Vieira was the main candidate to fill the leadership void left by Zidane, but he has struggled with injuries since Germany '06 and has played very little for Inter Milan recently. A member of the 1998 World Cup and Euro 2000 winning squads, Vieira was born in Senegal and has made it clear how much he wants to cap his outstanding career by playing in South Africa. But Domenech, who picked Vieira for the Euro 2008 squad despite his carrying a thigh injury, has refused to accommodate him this time (Vieira didn't play at all in qualifying. This seems to be part of the underlying tension that exists between the head coach and his veterans, plus the many French players who have connections to Africa.
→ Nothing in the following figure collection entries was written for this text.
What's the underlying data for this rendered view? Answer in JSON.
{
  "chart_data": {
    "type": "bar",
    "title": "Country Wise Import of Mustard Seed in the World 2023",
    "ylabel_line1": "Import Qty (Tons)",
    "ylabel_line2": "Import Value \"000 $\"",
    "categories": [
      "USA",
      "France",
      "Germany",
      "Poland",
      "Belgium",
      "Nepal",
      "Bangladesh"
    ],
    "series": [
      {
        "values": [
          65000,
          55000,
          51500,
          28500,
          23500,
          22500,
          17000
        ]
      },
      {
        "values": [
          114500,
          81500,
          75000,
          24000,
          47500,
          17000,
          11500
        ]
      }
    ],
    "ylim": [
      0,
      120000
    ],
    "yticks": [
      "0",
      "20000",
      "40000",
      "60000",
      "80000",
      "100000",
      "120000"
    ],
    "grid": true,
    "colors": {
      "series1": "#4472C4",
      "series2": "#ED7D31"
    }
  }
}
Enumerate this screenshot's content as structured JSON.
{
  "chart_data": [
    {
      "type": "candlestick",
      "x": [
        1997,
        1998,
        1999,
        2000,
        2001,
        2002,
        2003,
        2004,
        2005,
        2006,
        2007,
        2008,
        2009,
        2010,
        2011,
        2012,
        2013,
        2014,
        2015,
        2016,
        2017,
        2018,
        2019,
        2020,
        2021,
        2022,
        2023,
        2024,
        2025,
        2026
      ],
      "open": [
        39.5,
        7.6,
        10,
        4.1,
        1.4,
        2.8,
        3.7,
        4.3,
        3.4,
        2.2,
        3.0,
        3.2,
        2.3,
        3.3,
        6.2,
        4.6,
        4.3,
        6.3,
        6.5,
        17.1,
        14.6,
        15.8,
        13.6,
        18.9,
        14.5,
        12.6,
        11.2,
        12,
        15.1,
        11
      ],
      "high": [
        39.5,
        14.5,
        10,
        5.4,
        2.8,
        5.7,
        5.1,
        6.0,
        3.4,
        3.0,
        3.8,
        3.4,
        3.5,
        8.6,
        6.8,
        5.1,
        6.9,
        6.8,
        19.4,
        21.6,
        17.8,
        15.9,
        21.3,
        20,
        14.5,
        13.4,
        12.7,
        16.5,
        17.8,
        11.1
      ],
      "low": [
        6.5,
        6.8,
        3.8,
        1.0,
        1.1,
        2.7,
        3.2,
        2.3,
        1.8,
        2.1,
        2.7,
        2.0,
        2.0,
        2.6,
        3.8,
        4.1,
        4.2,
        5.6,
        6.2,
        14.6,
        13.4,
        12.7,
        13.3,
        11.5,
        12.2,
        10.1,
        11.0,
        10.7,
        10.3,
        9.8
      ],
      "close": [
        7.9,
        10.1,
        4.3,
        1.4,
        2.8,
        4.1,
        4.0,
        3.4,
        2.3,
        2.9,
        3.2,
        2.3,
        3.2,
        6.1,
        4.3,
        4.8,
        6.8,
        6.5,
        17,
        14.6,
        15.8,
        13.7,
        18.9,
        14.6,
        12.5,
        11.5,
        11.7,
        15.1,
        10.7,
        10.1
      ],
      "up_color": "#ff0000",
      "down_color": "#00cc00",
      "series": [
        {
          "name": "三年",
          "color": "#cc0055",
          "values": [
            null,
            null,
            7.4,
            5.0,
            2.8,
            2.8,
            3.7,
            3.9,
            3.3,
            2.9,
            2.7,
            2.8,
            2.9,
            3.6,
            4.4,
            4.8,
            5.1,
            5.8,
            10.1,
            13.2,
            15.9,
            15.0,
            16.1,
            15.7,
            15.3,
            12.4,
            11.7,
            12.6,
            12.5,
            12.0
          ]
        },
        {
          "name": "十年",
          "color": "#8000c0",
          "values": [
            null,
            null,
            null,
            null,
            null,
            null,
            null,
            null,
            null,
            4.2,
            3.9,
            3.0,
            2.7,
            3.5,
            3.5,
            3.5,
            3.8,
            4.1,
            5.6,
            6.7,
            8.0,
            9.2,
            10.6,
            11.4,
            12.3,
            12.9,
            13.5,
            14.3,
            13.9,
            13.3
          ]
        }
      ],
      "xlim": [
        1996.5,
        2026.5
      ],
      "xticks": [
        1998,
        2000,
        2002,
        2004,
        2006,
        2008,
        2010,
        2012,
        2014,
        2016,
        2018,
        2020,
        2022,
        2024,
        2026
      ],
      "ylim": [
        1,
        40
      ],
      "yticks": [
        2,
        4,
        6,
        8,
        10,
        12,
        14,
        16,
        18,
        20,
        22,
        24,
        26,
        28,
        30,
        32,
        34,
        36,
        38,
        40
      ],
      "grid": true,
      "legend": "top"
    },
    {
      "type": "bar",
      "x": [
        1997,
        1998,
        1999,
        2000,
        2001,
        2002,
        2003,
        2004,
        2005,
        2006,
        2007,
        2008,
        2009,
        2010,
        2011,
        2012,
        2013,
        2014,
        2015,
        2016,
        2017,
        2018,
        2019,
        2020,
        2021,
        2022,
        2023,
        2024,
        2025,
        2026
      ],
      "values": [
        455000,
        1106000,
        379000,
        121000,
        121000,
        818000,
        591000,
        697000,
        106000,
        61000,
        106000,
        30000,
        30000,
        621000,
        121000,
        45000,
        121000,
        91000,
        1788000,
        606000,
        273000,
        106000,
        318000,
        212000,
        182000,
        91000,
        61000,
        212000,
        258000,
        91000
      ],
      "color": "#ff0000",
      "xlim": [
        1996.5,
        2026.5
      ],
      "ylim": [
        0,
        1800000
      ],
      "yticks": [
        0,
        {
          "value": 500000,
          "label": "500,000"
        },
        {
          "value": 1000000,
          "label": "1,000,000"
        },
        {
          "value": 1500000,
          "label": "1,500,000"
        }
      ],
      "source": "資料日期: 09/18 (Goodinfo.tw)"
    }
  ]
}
It is the African connection that may ultimately be the catalyst that brings the best out of this French team. Evra was born in Senegal, while fringe players such as goalkeeper Steve Mandanda and Jean-Alain Boumsong were born in DR Congo and Cameroon respectively. Alou Diarra has strong family ties to Mali, as does Sagna to Senegal. Henry has long been a leader in the fight against racism in soccer and will undoubtedly be inspired by playing in South Africa.
How much the fallout from his role in the decisive goal against Ireland affects Henry will also be a factor in South Africa. It's likely to remain a big story through the World Cup kickoff. But Henry is a very dangerous player when he has a point to prove, as he demonstrated at Barcelona last season.
But more than anyone, Domenech has a point to prove in South Africa. The guillotine has dangled over his head since Euro 2008, but he publicly brushes his critics aside and adamantly refuses to quit. He believes he has the recipe to lead France to another World Cup triumph. But as the movie "Julie & Julia" demonstrated, even when you have all the finest ingredients at your fingertips, it's still not easy to cook up a French success.
Mark Young is a World Cup writer and researcher for ESPN.